Rhubarb crunch is a summer staple in my family. As soon as that rhubarb starts popping up in the garden my siblings and I are begging to be given some so we can make rhubarb crunch...which you have to make pretty often because it disappears ridiculously quickly. I love it with all rhubarb, but if you're short on rhubarb or if you want to make a larger batch you can add in some other fruits - apple pairs nicely with the rhubarb and blackberry is fantastic.
Step 1: Ingredients
Rhubarb crunch has two different parts - the crunchy bit which makes up the top and bottom and the filling which is fruit and a thick sugary sauce. I'll be giving you the ingredients separately. Note that the amounts called for here are will make an 8x8 pan of crunch. If you'd like to make a 13x9 pan (which you probably will) there are two ways to do it: the way my mom always made it was by tripling the amount of crunch made and doubling the fruit/filling. This makes a sweeter, sturdier dessert. As I've gotten older I've started just doubling each part of the recipe. This creates a slightly less sweet dessert that is a little more likely to fall apart but is still absolutely delicious and lets the fruit shine through a little more.
1 cup flour
1 cup brown sugar
3/4 cup oats
1/2 cup melted shortening or butter
1 teaspoon vanilla
1 teaspoon cinnamon
1 cup sugar
1 cup water
3 tablespoons cornstarch
1 teaspoon vanilla
4 cups chopped rhubarb
Step 2: Crunch Layer
Combine all of the crunchy ingredients together in a large bowl. Using your fingers mix thoroughly.
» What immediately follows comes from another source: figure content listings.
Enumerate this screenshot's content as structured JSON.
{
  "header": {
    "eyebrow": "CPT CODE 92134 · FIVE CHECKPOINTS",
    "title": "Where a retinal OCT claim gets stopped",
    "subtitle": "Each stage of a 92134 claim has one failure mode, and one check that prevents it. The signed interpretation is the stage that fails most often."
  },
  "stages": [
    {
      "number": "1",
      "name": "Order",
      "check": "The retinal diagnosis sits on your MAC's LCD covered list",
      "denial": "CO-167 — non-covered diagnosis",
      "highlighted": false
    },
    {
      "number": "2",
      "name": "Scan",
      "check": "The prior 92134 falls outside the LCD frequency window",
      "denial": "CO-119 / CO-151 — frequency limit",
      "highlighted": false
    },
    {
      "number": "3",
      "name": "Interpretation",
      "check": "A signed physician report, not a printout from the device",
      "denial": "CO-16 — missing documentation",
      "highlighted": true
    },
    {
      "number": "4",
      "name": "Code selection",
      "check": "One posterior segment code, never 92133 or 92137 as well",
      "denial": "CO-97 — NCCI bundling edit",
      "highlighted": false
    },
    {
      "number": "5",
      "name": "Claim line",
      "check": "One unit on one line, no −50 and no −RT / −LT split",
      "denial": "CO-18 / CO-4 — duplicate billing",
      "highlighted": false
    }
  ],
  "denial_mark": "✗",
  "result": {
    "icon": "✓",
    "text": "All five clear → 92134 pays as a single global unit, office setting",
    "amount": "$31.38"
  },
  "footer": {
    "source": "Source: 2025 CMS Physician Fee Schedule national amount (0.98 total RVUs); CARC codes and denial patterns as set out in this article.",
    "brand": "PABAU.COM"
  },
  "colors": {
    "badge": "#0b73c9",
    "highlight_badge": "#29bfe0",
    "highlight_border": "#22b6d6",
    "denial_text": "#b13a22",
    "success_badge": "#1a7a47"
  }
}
Press half of this mixture into the bottom of a greased pan. Set the other half aside.
Step 3: Filling
In a medium pot combine the water, cornstarch, vanilla, and white sugar. Whisk until well combined. Heat on medium until the mixture becomes thick and syrupy stirring occasionally.
Step 4: Putting It Together
Spread the chopped rhubarb (and other fruit if you are mixing kinds) over the brown sugar/oat mixture that you've already pressed into the bottom of your pan. Pour the cornstarch syrup over the fruit. Gently crumble the rest of the oat mixture over the top trying to get an even covering.
Bake at 350 for 1 hour. Try to let it cool a little before eating so you don't scald your tongue.